# Help with triple integration problem

1. Aug 25, 2005

### mister_okay

hey! i need some help with a triple integration problem using spherical coordinates. it's the volume of a small part of a sphere. rho from 5 to 6, phi from pi/6 to pi/4 and theta from pi/4 to pi/3.

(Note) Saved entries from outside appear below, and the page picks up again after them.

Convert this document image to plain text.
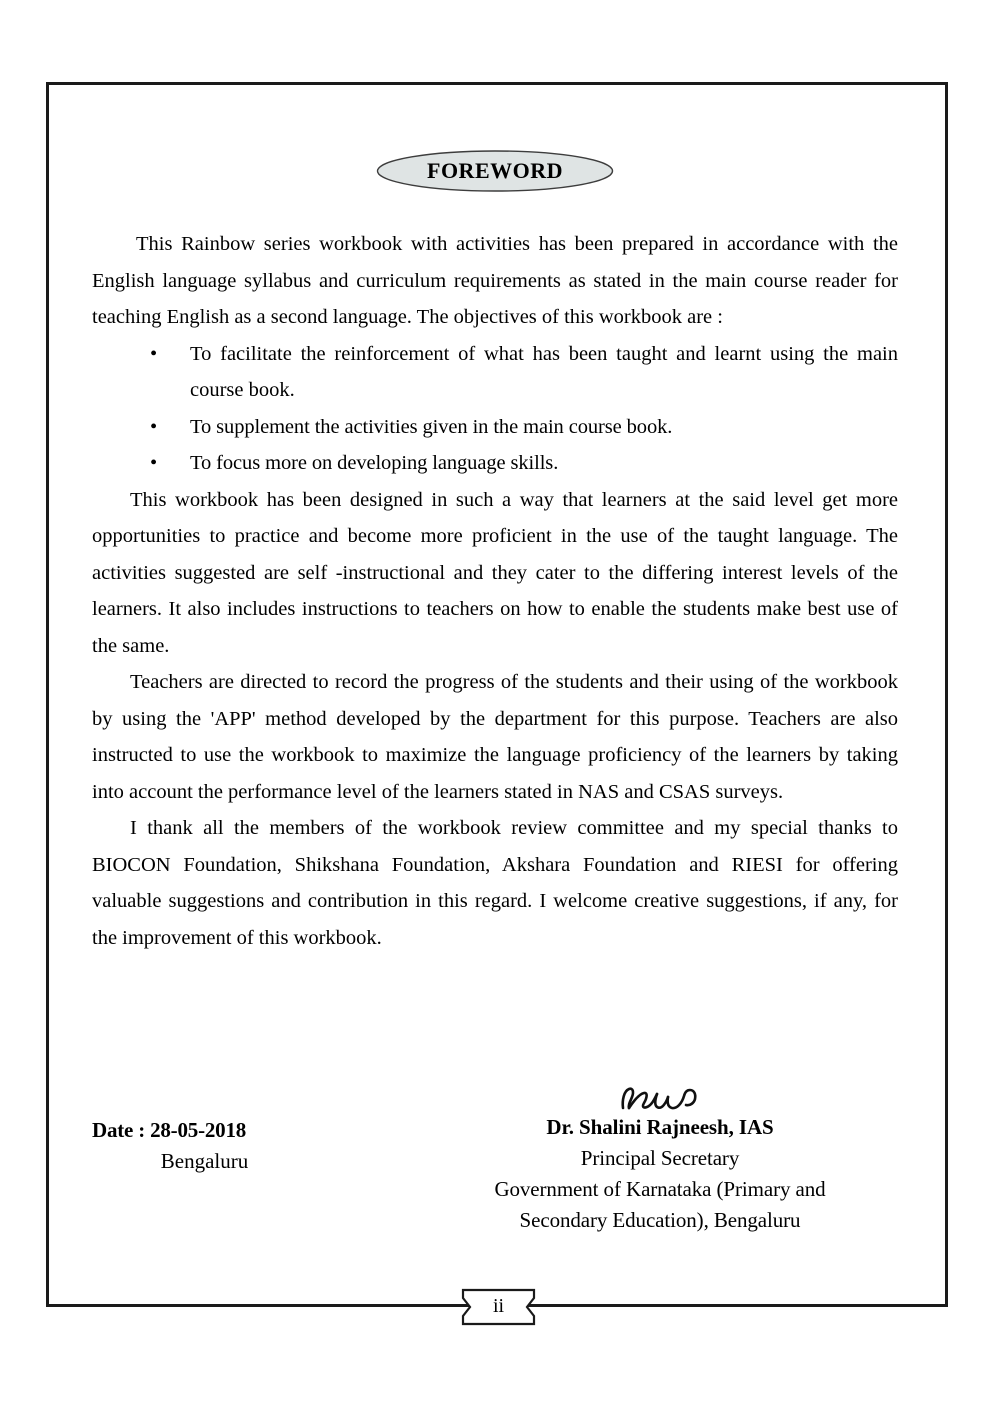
FOREWORD

This Rainbow series workbook with activities has been prepared in accordance with the English language syllabus and curriculum requirements as stated in the main course reader for teaching English as a second language. The objectives of this workbook are :

• To facilitate the reinforcement of what has been taught and learnt using the main course book.
• To supplement the activities given in the main course book.
• To focus more on developing language skills.

This workbook has been designed in such a way that learners at the said level get more opportunities to practice and become more proficient in the use of the taught language. The activities suggested are self -instructional and they cater to the differing interest levels of the learners. It also includes instructions to teachers on how to enable the students make best use of the same.

Teachers are directed to record the progress of the students and their using of the workbook by using the 'APP' method developed by the department for this purpose. Teachers are also instructed to use the workbook to maximize the language proficiency of the learners by taking into account the performance level of the learners stated in NAS and CSAS surveys.

I thank all the members of the workbook review committee and my special thanks to BIOCON Foundation, Shikshana Foundation, Akshara Foundation and RIESI for offering valuable suggestions and contribution in this regard. I welcome creative suggestions, if any, for the improvement of this workbook.

Date : 28-05-2018
Bengaluru
Dr. Shalini Rajneesh, IAS
Principal Secretary
Government of Karnataka (Primary and
Secondary Education), Bengaluru
ii
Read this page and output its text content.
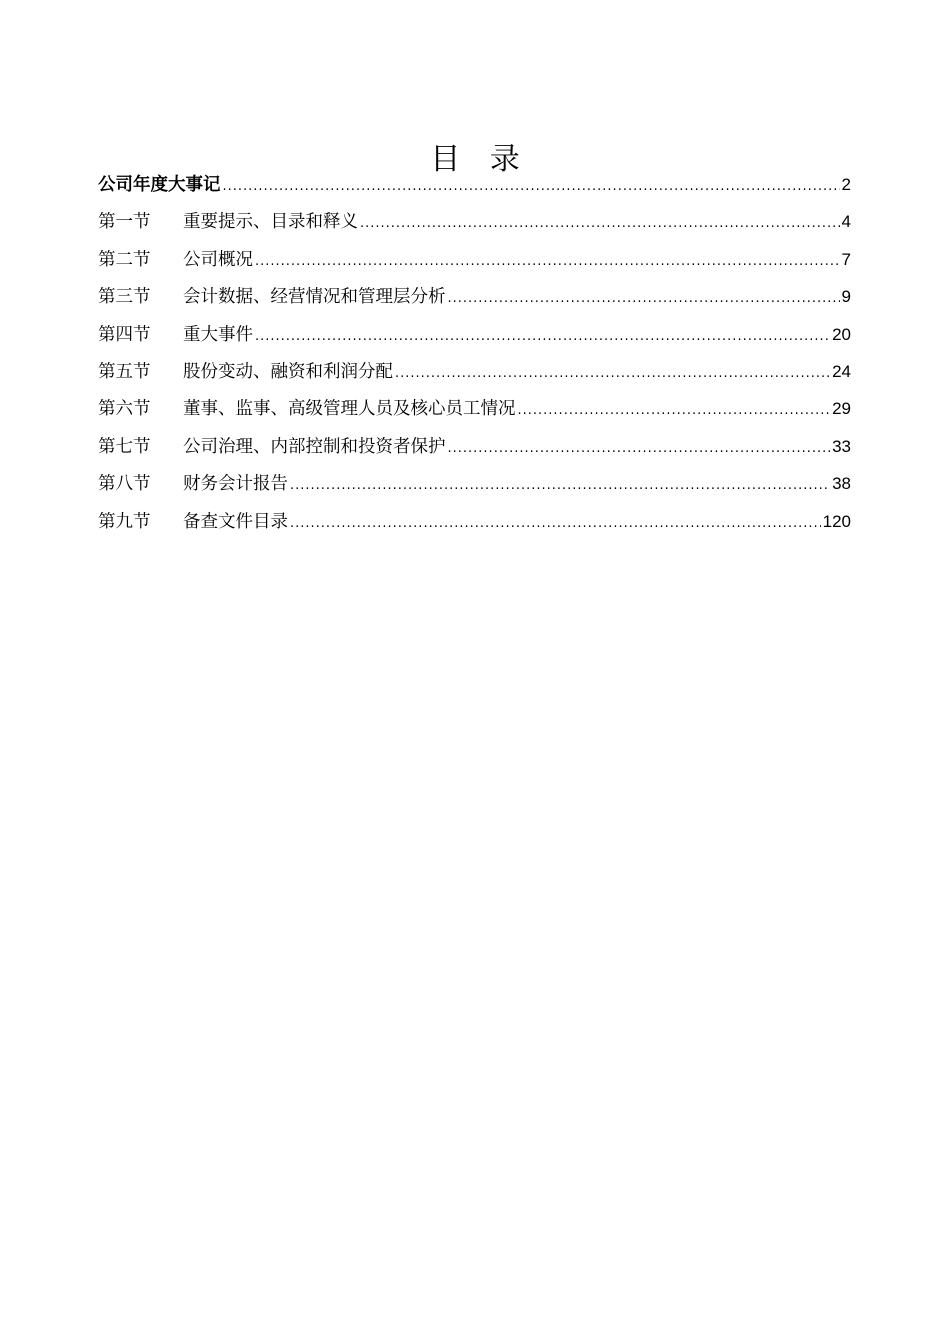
目 录
公司年度大事记 .....	2
第一节	重要提示、目录和释义 .....	4
第二节	公司概况 .....	7
第三节	会计数据、经营情况和管理层分析 .....	9
第四节	重大事件 .....	20
第五节	股份变动、融资和利润分配 .....	24
第六节	董事、监事、高级管理人员及核心员工情况 .....	29
第七节	公司治理、内部控制和投资者保护 .....	33
第八节	财务会计报告 .....	38
第九节	备查文件目录 .....	120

i got an answer of (-91/72) x pi x (sqrt(2)-sqrt(3))...am i right? Thanks!

2. Aug 25, 2005

### arildno

Well, the answer ought to be:
$$\frac{6^{3}-5^{3}}{3}(\frac{\pi}{3}-\frac{\pi}{4})(\cos\frac{\pi}{6}-\cos\frac{\pi}{4})$$
So, if your answer is just a simplification of this, then it is correct.

EDIT:
Yup, it is correct.

Last edited: Aug 25, 2005
3. Aug 25, 2005

### mister_okay

Hey thanks arildno :)

but one question..

shouldnt it be cos(pi/4)-cos(pi/6) instead of cos(pi/6)-cos(pi/4)?

4. Aug 25, 2005

### iNCREDiBLE

No, since:

$$\int_{\frac{\pi}{6}}^{\frac{\pi}{4}} sin\phi d\phi = [-cos\phi]_{\frac{\pi}{6}}^{\frac{\pi}{4}} = -cos(\frac{\pi}{4}) - (-cos(\frac{\pi}{6})) = cos(\frac{\pi}{6}) - cos(\frac{\pi}{4})$$

Last edited: Aug 25, 2005
5. Aug 26, 2005

### mister_okay

oh ok...forgot about the negative. thanks!